Rob Valentino
- Valentino with Orlando City in 2014

Personal information
- Date of birth: December 21, 1985 (age 40)
- Place of birth: Hoffman Estates, Illinois, United States
- Height: 6 ft 3 in (1.91 m)
- Position: Defender

College career
- Years: Team / Apps / (Gls)
- 2004–2007: San Francisco Dons / 57 / (5)

Senior career*
- Years: Team / Apps / (Gls)
- 2007: San Jose Frogs / 5 / (0)
- 2008–2009: New England Revolution / 0 / (0)
- 2009–2010: Colorado Rapids / 0 / (0)
- 2010: FC Tampa Bay / 27 / (0)
- 2011–2014: Orlando City / 77 / (9)
- 2015: Arizona United / 15 / (0)
- 2017: Orlando City B / 0 / (0)
- Total:  / 124 / (9)

International career
- 2008: United States U23 / 1 / (0)

Managerial career
- 2016–2017: Orlando City B (assistant)
- 2018: Atlanta United 2 (assistant)
- 2019–2024: Atlanta United (assistant)
- 2021: Atlanta United (interim)
- 2024: Atlanta United (interim)

= Rob Valentino =

American soccer player

Rob Valentino (born December 21, 1985) is an American soccer coach and former soccer player, who was most recently the interim head coach at Major League Soccer side Atlanta United FC.

==Career==

===College and amateur===
Valentino grew up in Danville, California, and began his soccer career playing youth soccer for the local Mustang Club. In 1999, his family moved to Arizona, where he played for the 1986 Sereno Golden Eagles with coach Harry Demos. Valentino was recruited out of high school, and chose to attend the University of San Francisco. Valentino was captain all four years at USF, where he was the WCC Defensive Player of the Year his sophomore season. He also earned WCC Player of the Year honors his junior season.

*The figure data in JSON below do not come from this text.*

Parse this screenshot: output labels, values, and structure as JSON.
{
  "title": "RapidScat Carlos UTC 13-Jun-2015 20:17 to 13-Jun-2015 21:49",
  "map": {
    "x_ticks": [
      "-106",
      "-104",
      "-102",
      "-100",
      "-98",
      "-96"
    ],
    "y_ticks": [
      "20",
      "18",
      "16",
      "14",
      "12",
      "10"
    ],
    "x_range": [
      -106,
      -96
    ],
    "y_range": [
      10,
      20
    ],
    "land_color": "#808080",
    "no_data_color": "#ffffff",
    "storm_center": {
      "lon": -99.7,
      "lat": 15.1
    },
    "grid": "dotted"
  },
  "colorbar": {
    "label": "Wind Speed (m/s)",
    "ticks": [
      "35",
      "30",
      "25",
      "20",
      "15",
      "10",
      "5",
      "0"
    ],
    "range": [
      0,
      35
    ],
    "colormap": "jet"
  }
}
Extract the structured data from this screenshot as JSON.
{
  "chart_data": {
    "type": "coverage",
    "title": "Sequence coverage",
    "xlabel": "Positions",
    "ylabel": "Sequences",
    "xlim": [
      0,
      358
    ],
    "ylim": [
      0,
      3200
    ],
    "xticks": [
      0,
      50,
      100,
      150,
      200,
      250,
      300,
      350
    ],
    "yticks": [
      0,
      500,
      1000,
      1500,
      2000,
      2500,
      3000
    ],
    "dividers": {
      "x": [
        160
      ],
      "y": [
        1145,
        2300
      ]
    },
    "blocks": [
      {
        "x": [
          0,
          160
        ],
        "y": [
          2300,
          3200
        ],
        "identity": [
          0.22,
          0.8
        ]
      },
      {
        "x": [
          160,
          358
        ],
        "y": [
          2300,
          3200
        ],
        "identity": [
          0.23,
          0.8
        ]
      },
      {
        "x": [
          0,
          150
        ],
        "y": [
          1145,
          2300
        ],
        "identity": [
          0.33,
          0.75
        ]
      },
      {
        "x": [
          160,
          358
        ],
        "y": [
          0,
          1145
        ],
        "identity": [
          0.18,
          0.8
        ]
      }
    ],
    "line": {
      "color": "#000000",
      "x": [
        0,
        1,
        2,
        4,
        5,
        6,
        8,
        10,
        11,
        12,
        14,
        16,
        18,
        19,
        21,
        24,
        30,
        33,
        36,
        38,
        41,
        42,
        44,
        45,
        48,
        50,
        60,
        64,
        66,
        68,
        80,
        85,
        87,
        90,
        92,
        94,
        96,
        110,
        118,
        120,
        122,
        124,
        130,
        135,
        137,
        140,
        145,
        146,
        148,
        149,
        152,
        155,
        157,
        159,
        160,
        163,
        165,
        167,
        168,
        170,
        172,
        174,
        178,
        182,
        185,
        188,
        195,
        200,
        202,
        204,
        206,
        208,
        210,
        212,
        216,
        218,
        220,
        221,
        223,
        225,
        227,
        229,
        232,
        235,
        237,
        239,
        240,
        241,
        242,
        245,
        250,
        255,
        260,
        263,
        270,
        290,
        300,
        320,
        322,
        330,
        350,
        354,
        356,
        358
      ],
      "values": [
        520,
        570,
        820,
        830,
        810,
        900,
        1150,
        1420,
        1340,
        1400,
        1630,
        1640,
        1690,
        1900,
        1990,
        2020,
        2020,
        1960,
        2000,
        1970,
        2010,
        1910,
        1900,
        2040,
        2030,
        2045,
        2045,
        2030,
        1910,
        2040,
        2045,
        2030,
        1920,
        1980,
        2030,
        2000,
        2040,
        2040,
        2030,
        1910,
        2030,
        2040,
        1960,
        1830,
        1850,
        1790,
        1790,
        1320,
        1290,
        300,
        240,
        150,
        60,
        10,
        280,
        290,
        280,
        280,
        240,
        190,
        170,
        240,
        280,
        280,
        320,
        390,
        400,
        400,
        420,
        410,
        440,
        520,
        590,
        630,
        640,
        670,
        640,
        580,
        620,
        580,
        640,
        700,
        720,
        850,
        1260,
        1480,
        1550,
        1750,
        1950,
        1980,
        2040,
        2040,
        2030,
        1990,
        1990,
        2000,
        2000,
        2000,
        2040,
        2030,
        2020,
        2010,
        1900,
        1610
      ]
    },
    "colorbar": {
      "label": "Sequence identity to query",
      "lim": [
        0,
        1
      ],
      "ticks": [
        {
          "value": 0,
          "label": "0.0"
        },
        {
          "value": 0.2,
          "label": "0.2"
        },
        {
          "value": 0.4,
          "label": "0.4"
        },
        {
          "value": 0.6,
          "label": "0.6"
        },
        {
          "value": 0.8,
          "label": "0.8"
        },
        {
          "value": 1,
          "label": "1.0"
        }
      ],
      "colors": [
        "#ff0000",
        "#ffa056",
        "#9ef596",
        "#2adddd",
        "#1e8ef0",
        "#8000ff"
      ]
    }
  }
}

In addition to playing collegiate soccer, Valentino spent the 2007 season with the San Jose Frogs of the USL Premier Development League. However, he injured his left knee and was set to red-shirt the season, but ultimately decided to sign a generation Adidas contract.

===Professional===
Valentino was drafted in the first round, 13th overall, of the 2008 MLS SuperDraft by New England Revolution. He made his full professional debut for Revolution on July 1, 2008, in a US Open Cup third-round game against Richmond Kickers, and was traded to Colorado Rapids in exchange for Nico Colaluca on May 6, 2009. Valentino asked for and was released before the 2010 season to play for Tampa without ever making an MLS appearance.

He signed with FC Tampa Bay of the USSF Division 2 League in 2010, but chose not to re-sign with the club at the end of the season.

He later signed with new USL Pro franchise Orlando City on March 31, 2011; he scored his first career goal on April 16, 2011, in a 1–0 victory over the Charlotte Eagles. In addition Valentino was voted Defensive Player of the year for the 2011 USL season. He also became the captain for Orlando City following his debut season. Valentino played for Orlando City for 5 years, but was not among the Orlando City players to make the move to MLS.

Following Orlando City's move to MLS Valentino signed with Arizona United and was named captain for the team. He started in all 15 games for which he was fit. He missed a month of the season due to injury. Arizona announced that Valentino would retire from playing on August 11, 2015.

===Coaching===
On August 11, 2015, Valentino was announced as an assistant coach for Orlando City B who began play in 2016. The USL club is owned by Orlando City SC and reunited Valentino with his former teammate Anthony Pulis who was the team's head coach. He was also named to the club's technical staff.

In 2019 he was added to Frank De Boer's technical staff as an assistant manager to the 2018 MLS Cup-winning team Atlanta United FC.

On July 18, 2021, Valentino was named Atlanta United's interim head coach following the firing of previous head coach Gabriel Heinze. Valentino led Atlanta United to a 4-2-2 record as the caretaker manager. When Gonzalo Pineda was hired as the new head coach on August 12, Valentino was retained as an assistant.

Valentino was again named interim head coach on June 3, 2024, after Atlanta parted ways with Pineda.